Comparison to Alternatives
| Method | Data required | Human labeling | Generalizes zero-shot |
|---|---|---|---|
| Standard fine-tuning | Task-specific pairs | No (uses existing datasets) | No |
| Instruction tuning | Multi-task instruction pairs | Minimal (repurposes datasets) | Yes |
| RLHF | Preference comparisons | Yes (human raters) | Improves alignment |
| Prompt engineering | No training | No | Limited |
See fine-tuning for the general fine-tuning framework, rlhf for the reinforcement learning from human feedback method that builds on instruction tuning, and alignment-problem for why zero-shot generalization is central to the alignment challenge.
Related Pages
Sources
- Wei et al. (2022) — Finetuned Language Models are Zero-Shot Learners. ICLR 2022
- Sanh et al. (2022) — Multitask Prompted Training Enables Zero-Shot Task Generalization. ICLR 2022
- Chung et al. (2022) — Scaling Instruction-Finetuned Language Models. arXiv
Frequently Asked Questions
What is the difference between instruction tuning and standard fine-tuning?
Standard fine-tuning adapts a model to a single task by continuing training on that task's labeled data. Instruction tuning trains on a large collection of tasks formatted as natural language instructions, explicitly optimizing for generalization. The key result (Wei et al., 2022): models fine-tuned on 62 instructionformatted tasks generalize zero-shot to held-out tasks, while the same model without instruction tuning does not generalize. Instruction tuning teaches the model to 'follow instructions' as a meta-skill.
Why does instruction tuning only help larger models?

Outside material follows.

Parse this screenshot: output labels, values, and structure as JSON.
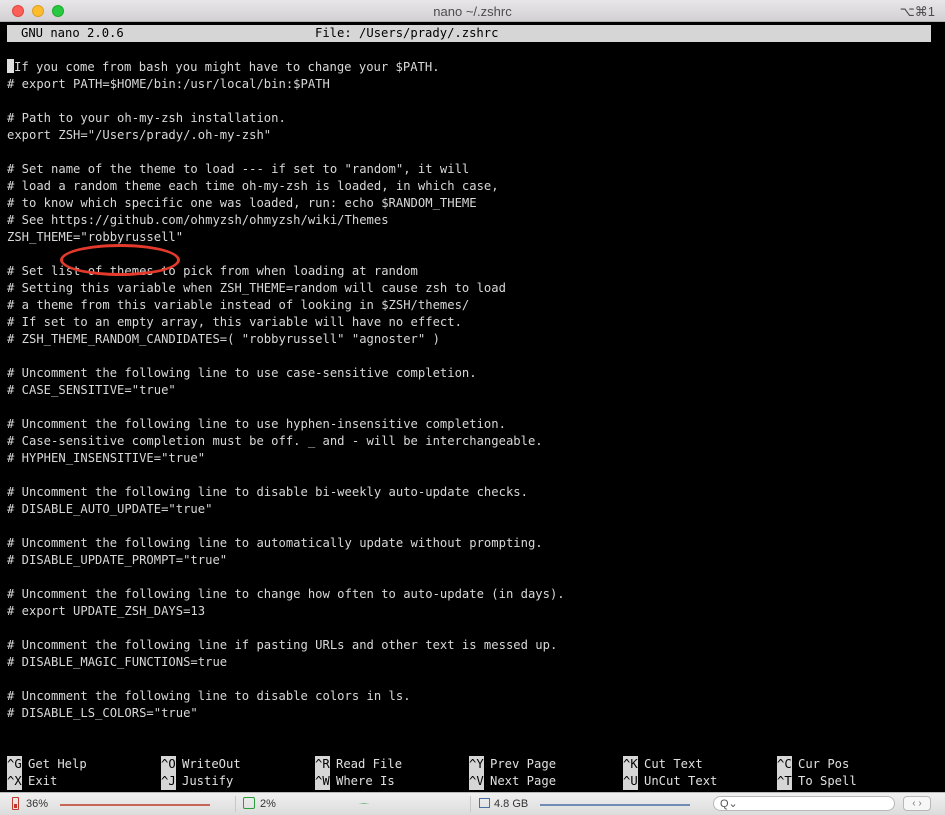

Wei et al. (2022) showed that instruction tuning degrades performance on held-out tasks for models with fewer than ~100B parameters. For small models, instruction tuning on many tasks causes interference — the model memorizes task-specific patterns rather than learning generalizable instruction-following. Above ~100B parameters, the model has enough capacity to abstract the meta-skill of following natural language instructions.
What does prompt/instruction format matter?
Sanh et al. (2022) showed that prompting format significantly affects zero-shot transfer. They trained T0 on 171 datasets each with multiple human-written prompt templates, forcing the model to be robust to natural variation in how instructions are expressed. This prompt-variety training improved generalization compared to training on a single canonical format per task.